- Relator(a)
- Ministro Reynaldo Soares da Fonseca
- Órgão julgador
- Quinta Turma
- Data do julgamento
- 18/08/2020
- Data de publicação
- 24/08/2020
STJ – Acórdão, Rel. Ministro Reynaldo Soares da Fonseca, Quinta Turma, j. 18/08/2020, p. 24/08/2020
AGRAVO REGIMENTAL EM HABEAS CORPUS SUBSTITUTIVO DE RECURSO PRÓPRIO. FALTA DE EXAURIMENTO DAS INSTÂNCIAS ORDINÁRIAS: INDEFERIMENTO LIMINAR DA IMPETRAÇÃO. EXECUÇÃO DE SENTENÇA DEFINITIVA EM REGIME FECHADO. PRISÃO DOMICILIAR EM RAZÃO DA PANDEMIA CAUSADA PELO COVID-19 - PACIENTE QUE SOFRERIA DE DOENÇA PULMONAR OBSTRUTIVA CRÔNICA. - AUSÊNCIA DE PROVA JUNTADA COM A INICIAL DA IMPETRAÇÃO. POSSIBILIDADE DE REALIZAÇÃO DO TRATAMENTO ADEQUADO NO ESTABELECIMENTO PRISIONAL. NÃO PREENCHIMENTO DO REQUISITO DO ART. 5º, III, DA RECOMENDAÇÃO CNJ N. 62/2020. AGRAVO REGIMENTAL IMPROVIDO. 1. A competência do STJ para examinar habeas corpus, na forma do art. 105, I, "c", da CF, somente é inaugurada quando a decisão judicial atacada tiver sido proferida por tribunal, o que implica na exigência de exaurimento prévio da instância ordinária, com manifestação do órgão colegiado.
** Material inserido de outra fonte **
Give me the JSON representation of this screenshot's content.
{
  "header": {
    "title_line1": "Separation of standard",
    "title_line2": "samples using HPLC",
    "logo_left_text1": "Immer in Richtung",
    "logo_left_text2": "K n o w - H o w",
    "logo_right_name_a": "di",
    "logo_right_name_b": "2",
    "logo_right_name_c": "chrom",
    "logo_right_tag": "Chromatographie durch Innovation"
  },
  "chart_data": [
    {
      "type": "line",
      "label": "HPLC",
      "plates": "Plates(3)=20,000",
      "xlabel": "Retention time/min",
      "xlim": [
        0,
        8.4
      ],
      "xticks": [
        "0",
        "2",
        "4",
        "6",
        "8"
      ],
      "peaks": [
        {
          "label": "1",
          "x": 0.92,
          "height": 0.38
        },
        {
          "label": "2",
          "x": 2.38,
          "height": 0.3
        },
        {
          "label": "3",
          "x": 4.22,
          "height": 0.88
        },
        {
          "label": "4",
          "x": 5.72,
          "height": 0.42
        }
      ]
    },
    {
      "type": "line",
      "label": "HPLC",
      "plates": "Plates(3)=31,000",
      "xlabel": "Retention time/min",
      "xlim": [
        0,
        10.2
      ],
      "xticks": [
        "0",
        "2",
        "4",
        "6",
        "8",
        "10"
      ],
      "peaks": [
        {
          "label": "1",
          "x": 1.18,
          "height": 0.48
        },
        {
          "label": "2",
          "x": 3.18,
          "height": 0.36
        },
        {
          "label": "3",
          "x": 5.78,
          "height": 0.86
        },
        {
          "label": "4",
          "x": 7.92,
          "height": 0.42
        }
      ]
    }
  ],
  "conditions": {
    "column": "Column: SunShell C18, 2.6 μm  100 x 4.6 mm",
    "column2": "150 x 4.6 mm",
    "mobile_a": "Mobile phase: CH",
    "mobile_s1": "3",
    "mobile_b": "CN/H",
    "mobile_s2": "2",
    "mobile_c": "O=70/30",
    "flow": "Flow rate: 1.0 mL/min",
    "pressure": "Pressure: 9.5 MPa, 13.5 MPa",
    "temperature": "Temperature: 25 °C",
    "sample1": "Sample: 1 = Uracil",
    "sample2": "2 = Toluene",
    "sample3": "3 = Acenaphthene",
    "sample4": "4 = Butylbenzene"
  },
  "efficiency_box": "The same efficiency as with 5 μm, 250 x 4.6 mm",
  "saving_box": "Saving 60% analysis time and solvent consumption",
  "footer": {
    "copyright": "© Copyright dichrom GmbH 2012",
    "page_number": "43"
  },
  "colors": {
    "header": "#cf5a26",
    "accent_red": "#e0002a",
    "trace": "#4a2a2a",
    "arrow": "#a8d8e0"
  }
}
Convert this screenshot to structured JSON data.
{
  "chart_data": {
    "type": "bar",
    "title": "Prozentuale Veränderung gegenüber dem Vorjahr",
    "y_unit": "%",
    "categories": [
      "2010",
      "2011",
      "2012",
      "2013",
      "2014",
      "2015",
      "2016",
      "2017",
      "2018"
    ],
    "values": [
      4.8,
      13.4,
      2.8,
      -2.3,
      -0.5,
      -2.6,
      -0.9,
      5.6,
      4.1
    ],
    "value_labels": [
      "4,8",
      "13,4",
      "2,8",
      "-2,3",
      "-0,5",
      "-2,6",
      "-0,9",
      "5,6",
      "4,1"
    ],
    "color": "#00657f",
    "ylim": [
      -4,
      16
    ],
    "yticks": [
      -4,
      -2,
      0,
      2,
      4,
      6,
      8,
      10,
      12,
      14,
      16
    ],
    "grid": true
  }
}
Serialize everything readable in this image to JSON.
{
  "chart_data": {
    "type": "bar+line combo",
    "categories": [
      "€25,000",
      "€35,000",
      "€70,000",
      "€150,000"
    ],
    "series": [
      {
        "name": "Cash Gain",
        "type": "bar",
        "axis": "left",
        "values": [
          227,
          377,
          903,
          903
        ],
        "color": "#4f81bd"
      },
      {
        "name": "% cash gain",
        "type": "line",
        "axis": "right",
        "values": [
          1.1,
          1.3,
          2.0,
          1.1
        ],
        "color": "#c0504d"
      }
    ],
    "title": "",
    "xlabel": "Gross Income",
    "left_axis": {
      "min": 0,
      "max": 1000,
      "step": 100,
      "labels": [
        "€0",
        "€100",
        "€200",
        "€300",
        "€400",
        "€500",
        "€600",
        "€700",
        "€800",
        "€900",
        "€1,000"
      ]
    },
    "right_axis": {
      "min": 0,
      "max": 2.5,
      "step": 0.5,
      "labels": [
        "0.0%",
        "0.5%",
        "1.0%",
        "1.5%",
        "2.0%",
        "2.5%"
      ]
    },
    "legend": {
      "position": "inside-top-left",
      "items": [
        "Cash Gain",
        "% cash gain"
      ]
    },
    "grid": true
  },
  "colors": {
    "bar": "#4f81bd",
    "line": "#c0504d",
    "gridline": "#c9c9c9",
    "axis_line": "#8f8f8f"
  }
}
Precedentes do STJ. Situação em que o habeas corpus aqui impetrado se voltava contra decisão monocrática de Relator. 2. A recomendação contida na Resolução n. 62, de 18 de março de 2020, do CNJ não implica automática substituição da prisão decorrente da sentença condenatória pela domiciliar. É necessário que o eventual beneficiário do instituto demonstre: a) sua inequívoca adequação no chamado grupo de vulneráveis da COVID-19; b) a impossibilidade de receber tratamento no estabelecimento prisional em que se encontra; e c) risco real de que o estabelecimento em que se encontra, e que o segrega do convívio social, cause mais risco do que o ambiente em que a sociedade está inserida, inocorrente na espécie. 3. A leitura das decisões de 1º e 2º grau impugnadas no habeas corpus evidencia fundamentação suficiente e idônea a afastar o deferimento da medida antecipatória pretendida, tanto mais que, além de não ter sido comprovado pela defesa, de maneira inequívoca, que o paciente é portador de doença pulmonar obstrutiva crônica (DPOC), o reeducando cumpre pena em regime fechado, o que demonstra que ele não preenche o requisito do art. 5º, III, da Recomendação do CNJ nº 62/2020. 4. Agravo regimental a que se nega provimento. (AgRg no HC n. 600.555/SP, relator Ministro Reynaldo Soares da Fonseca, Quinta Turma, julgado em 18/8/2020, DJe de 24/8/2020.)